Detalhes matemáticos sobre os cálculos dos intervalos de confiança e p-valores usados

Esta seção é só para quem tem algum conhecimento de teoria de probabilidade.

Quando o desfecho considerado no estudo de uma droga é binário (morreu/não morreu, hospitalizou/não hospitalizou, etc), a eficácia é normalmente definida como 1 menos um risco relativo (ou um odds ratio, ou hazard ratio, ou intensity rate ratio, dependendo do caso). Os intervalos de confiança são então calculados usando uma aproximação normal do logaritmo do estimador do risco relativo (ou do odds ratio, etc). Por exemplo, se k1 é o número de eventos no grupo tratado com amostra n1 e k2 é o número de eventos no grupo controle com amostra n2, pensamos que k1 e k2 são sorteados de forma independente de Binom(n1;p1) e Binom(n2;p2). O risco relativo é p1/p2 e usamos (k1/n1)/(k2/n2) como estimador desse risco relativo.
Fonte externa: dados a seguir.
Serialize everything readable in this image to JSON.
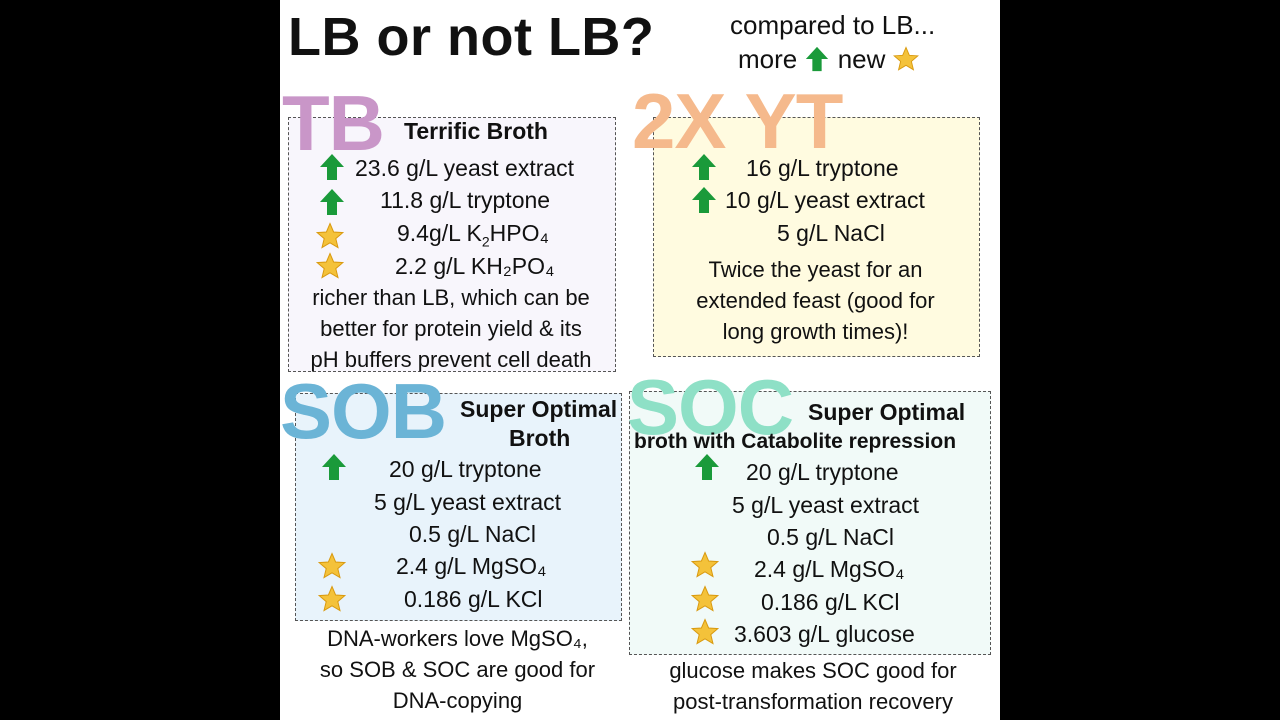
{
  "page": {
    "title": "LB or not LB?",
    "legend": {
      "line1": "compared to LB...",
      "more": "more",
      "new": "new",
      "more_icon": "green-up-arrow-icon",
      "new_icon": "gold-star-icon"
    }
  },
  "colors": {
    "tb": "#c996c8",
    "yt": "#f5b98c",
    "sob": "#6bb4d6",
    "soc": "#8ee0c6",
    "arrow": "#1a9a3a",
    "star": "#f4c23a"
  },
  "tb": {
    "big_label": "TB",
    "full_name": "Terrific Broth",
    "items": [
      {
        "icon": "arrow",
        "text": "23.6 g/L yeast extract"
      },
      {
        "icon": "arrow",
        "text": "11.8 g/L tryptone"
      },
      {
        "icon": "star",
        "text_pre": "9.4g/L K",
        "text_sub": "2",
        "text_post": "HPO₄"
      },
      {
        "icon": "star",
        "text": "2.2 g/L KH₂PO₄"
      }
    ],
    "desc": [
      "richer than LB, which can be",
      "better for protein yield & its",
      "pH buffers prevent cell death"
    ]
  },
  "yt": {
    "big_label": "2X YT",
    "items": [
      {
        "icon": "arrow",
        "text": "16 g/L tryptone"
      },
      {
        "icon": "arrow",
        "text": "10 g/L yeast extract"
      },
      {
        "icon": "none",
        "text": "5 g/L NaCl"
      }
    ],
    "desc": [
      "Twice the yeast for an",
      "extended feast (good for",
      "long growth times)!"
    ]
  },
  "sob": {
    "big_label": "SOB",
    "name_line1": "Super Optimal",
    "name_line2": "Broth",
    "items": [
      {
        "icon": "arrow",
        "text": "20 g/L tryptone"
      },
      {
        "icon": "none",
        "text": "5 g/L yeast extract"
      },
      {
        "icon": "none",
        "text": "0.5 g/L NaCl"
      },
      {
        "icon": "star",
        "text": "2.4 g/L MgSO₄"
      },
      {
        "icon": "star",
        "text": "0.186 g/L KCl"
      }
    ],
    "note": [
      "DNA-workers love MgSO₄,",
      "so SOB & SOC are good for",
      "DNA-copying"
    ]
  },
  "soc": {
    "big_label": "SOC",
    "name_line1": "Super Optimal",
    "name_line2": "broth with Catabolite repression",
    "items": [
      {
        "icon": "arrow",
        "text": "20 g/L tryptone"
      },
      {
        "icon": "none",
        "text": "5 g/L yeast extract"
      },
      {
        "icon": "none",
        "text": "0.5 g/L NaCl"
      },
      {
        "icon": "star",
        "text": "2.4 g/L MgSO₄"
      },
      {
        "icon": "star",
        "text": "0.186 g/L KCl"
      },
      {
        "icon": "star",
        "text": "3.603 g/L glucose"
      }
    ],
    "note": [
      "glucose makes SOC good for",
      "post-transformation recovery"
    ]
  }
}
Para se obter um intervalo de confiança, assumimos uma aproximação normal de log(k1/n1) e log(k2/n2), com médias log(p1) e log(p2), respectivamente. Os desvios padrões desses estimadores são aproximados usando o delta method.

Neste texto eu considerei intervalos de confiança de 95% que são simétricos quando expressos em termos de log de risco relativo (ou odds ratio, etc). A partir do raio desse intervalo de confiança eu obtenho o desvio padrão do estimador e o p-valor (bicaudal) usando a aproximação normal.